Introduction

TimeSeriesClustering

License Build Status codecov DOI

TimeSeriesClustering is a Julia implementation of unsupervised learning methods for time series datasets. It provides functionality for clustering and aggregating, detecting motifs, and quantifying similarity between time series datasets. The software provides a type system for temporal data, and provides an implementation of the most commonly used clustering methods and extreme value selection methods for temporal data.

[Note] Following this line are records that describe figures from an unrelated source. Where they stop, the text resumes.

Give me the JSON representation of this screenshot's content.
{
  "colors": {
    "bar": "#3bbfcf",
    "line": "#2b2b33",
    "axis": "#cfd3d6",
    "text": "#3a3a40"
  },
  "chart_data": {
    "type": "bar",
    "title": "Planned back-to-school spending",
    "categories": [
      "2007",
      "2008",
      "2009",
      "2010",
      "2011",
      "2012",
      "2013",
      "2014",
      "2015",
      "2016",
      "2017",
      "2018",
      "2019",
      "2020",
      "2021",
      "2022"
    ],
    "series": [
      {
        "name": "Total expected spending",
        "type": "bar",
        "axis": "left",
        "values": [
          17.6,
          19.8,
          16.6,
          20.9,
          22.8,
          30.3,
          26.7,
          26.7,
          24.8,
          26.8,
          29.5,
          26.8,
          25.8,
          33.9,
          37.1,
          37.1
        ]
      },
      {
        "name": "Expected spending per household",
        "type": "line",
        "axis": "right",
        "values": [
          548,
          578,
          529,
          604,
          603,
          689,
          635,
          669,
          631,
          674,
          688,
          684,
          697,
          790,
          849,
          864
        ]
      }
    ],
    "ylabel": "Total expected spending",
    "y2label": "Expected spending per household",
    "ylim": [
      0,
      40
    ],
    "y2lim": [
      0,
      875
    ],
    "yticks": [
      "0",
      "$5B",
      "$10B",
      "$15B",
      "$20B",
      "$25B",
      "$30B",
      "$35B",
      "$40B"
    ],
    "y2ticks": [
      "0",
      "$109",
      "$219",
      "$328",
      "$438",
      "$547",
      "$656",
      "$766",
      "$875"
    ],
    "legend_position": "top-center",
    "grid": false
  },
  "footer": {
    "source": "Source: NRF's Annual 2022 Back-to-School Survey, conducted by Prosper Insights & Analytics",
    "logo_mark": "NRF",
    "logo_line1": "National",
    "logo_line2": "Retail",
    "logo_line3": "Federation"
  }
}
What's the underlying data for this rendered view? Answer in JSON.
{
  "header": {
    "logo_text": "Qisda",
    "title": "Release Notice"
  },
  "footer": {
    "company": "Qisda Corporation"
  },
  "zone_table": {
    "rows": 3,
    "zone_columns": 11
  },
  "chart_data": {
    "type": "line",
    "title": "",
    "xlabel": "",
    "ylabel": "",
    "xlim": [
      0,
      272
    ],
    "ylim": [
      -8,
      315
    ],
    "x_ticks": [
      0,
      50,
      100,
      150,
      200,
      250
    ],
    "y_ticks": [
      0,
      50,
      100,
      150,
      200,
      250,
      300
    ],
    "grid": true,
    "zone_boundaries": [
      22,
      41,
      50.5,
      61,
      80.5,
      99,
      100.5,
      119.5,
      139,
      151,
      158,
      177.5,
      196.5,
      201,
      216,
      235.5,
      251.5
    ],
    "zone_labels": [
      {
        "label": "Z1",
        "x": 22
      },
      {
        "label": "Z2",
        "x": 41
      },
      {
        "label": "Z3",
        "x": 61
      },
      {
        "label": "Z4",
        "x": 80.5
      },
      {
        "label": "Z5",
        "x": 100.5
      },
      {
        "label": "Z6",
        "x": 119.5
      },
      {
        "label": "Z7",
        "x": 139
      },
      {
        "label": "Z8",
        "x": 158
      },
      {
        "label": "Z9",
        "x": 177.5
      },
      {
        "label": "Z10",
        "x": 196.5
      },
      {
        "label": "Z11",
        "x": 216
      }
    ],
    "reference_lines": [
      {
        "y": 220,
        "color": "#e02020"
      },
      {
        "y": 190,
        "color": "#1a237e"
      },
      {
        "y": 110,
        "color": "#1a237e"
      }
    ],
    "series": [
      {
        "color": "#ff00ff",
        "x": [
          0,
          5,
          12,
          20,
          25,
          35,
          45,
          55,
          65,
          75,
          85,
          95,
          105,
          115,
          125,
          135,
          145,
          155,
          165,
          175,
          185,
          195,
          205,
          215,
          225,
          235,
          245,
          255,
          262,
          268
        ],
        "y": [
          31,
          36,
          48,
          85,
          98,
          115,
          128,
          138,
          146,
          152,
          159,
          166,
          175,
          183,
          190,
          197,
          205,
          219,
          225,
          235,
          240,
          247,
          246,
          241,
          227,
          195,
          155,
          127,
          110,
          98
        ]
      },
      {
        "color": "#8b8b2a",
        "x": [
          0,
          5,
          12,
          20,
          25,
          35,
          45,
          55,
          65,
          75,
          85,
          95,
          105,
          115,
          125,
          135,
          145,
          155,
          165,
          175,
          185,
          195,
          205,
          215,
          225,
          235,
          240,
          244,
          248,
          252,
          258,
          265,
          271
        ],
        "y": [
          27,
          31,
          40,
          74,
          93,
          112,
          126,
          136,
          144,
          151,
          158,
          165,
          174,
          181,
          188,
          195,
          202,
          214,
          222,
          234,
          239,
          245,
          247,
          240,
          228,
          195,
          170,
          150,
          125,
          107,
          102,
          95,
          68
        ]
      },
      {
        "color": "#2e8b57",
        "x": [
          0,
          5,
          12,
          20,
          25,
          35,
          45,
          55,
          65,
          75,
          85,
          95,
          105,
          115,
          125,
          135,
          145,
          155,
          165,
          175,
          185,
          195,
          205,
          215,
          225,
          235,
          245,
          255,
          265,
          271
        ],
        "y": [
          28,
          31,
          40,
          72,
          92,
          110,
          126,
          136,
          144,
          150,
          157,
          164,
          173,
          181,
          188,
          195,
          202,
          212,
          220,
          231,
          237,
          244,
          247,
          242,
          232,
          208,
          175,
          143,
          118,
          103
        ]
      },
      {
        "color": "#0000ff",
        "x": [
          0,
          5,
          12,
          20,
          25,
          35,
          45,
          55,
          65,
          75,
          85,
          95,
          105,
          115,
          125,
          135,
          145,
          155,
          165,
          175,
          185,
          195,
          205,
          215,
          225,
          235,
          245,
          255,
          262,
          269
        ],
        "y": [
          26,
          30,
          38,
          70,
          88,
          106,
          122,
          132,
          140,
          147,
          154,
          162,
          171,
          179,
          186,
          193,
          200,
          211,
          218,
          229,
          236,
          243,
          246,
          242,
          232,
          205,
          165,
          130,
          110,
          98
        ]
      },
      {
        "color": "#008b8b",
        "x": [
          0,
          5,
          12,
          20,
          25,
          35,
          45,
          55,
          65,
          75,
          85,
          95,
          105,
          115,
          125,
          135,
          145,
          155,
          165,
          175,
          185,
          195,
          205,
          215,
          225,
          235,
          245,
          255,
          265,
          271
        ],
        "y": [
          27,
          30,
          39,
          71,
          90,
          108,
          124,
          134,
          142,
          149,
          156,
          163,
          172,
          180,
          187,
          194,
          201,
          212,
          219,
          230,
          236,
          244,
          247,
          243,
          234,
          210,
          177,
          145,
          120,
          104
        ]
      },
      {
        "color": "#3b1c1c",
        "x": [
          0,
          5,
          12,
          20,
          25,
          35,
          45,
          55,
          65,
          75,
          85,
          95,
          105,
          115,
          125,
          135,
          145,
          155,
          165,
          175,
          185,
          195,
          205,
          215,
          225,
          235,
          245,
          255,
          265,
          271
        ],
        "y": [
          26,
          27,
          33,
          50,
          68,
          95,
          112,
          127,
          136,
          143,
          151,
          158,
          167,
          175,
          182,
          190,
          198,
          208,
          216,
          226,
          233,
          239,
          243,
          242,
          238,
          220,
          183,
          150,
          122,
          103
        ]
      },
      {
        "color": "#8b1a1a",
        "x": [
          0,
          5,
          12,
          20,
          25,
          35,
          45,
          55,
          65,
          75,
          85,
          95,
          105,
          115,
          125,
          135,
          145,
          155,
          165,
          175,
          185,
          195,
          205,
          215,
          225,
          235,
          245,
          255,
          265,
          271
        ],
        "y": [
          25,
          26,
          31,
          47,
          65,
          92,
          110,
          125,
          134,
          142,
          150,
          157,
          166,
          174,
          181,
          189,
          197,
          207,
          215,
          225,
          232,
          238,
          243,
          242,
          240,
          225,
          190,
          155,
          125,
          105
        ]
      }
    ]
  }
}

It provides simple integration of multi-dimensional time-series data (e.g. multiple attributes such as wind availability, solar availability, and electricity demand) in a single aggregation process. The software is applicable to general time series datasets and lends itself well to a multitude of application areas within the field of time series data mining.

The TimeSeriesClustering package was originally developed to perform time series aggregation for energy systems optimization problems. By reducing the number of time steps used in the optimization model, using representative periods leads to significant reductions in computational complexity of these problems. The packages was previously known as ClustForOpt.jl.

The package has three main purposes:

  1. Provide a simple process of finding representative periods (reducing the number of observations) for time-series input data, with implementations of the most commonly used clustering methods and extreme value selection methods.
  2. Provide an interface between representative period data and application (e.g. optimization problem) by having representative period data stored in a generalized type system.
  3. Provide a generalized import feature for time series, where variable names, attributes, and node names are automatically stored and can then be used later when the reduced time series is used in the application at hand (e.g. in the definition of sets of the optimization problem).

In the domain of energy systems optimization, an example problem that uses TimeSeriesClustering for its input data is the package CapacityExpansion, which implements a scalable generation and transmission capacity expansion problem.

The TimeSeriesClustering package follows the clustering framework presented in Teichgraeber and Brandt, 2019. The package is actively developed, and new features are continuously added. For a reproducible version of the methods and data of the original paper by Teichgraeber and Brandt, 2019, please refer to v0.1 (including shape based methods such as k-shape and dynamic time warping barycenter averaging).

This package is developed by Holger Teichgraeber @holgerteichgraeber and Elias Kuepper @YoungFaithful.

Installation

This package runs under julia v1.0 and higher. Install using:

import Pkg
Pkg.add("TimeSeriesClustering")

Citing TimeSeriesClustering

If you find TimeSeriesClustering useful in your work, we kindly request that you cite the following paper (link):

  @article{Teichgraeber2019joss,
  author = {Teichgraeber, Holger and Kuepper, Lucas Elias and Brandt, Adam R},
  doi = {https://doi.org/10.21105/joss.01573},
  journal = {Journal of Open Source Software},
  number = {41},
  pages = {1573},
  title = {TimeSeriesClustering : An extensible framework in Julia},
  volume = {4},
  year = {2019}
  }

If you find this package useful, our paper on comparing clustering methods for energy systems optimization problems may additionally be of interest.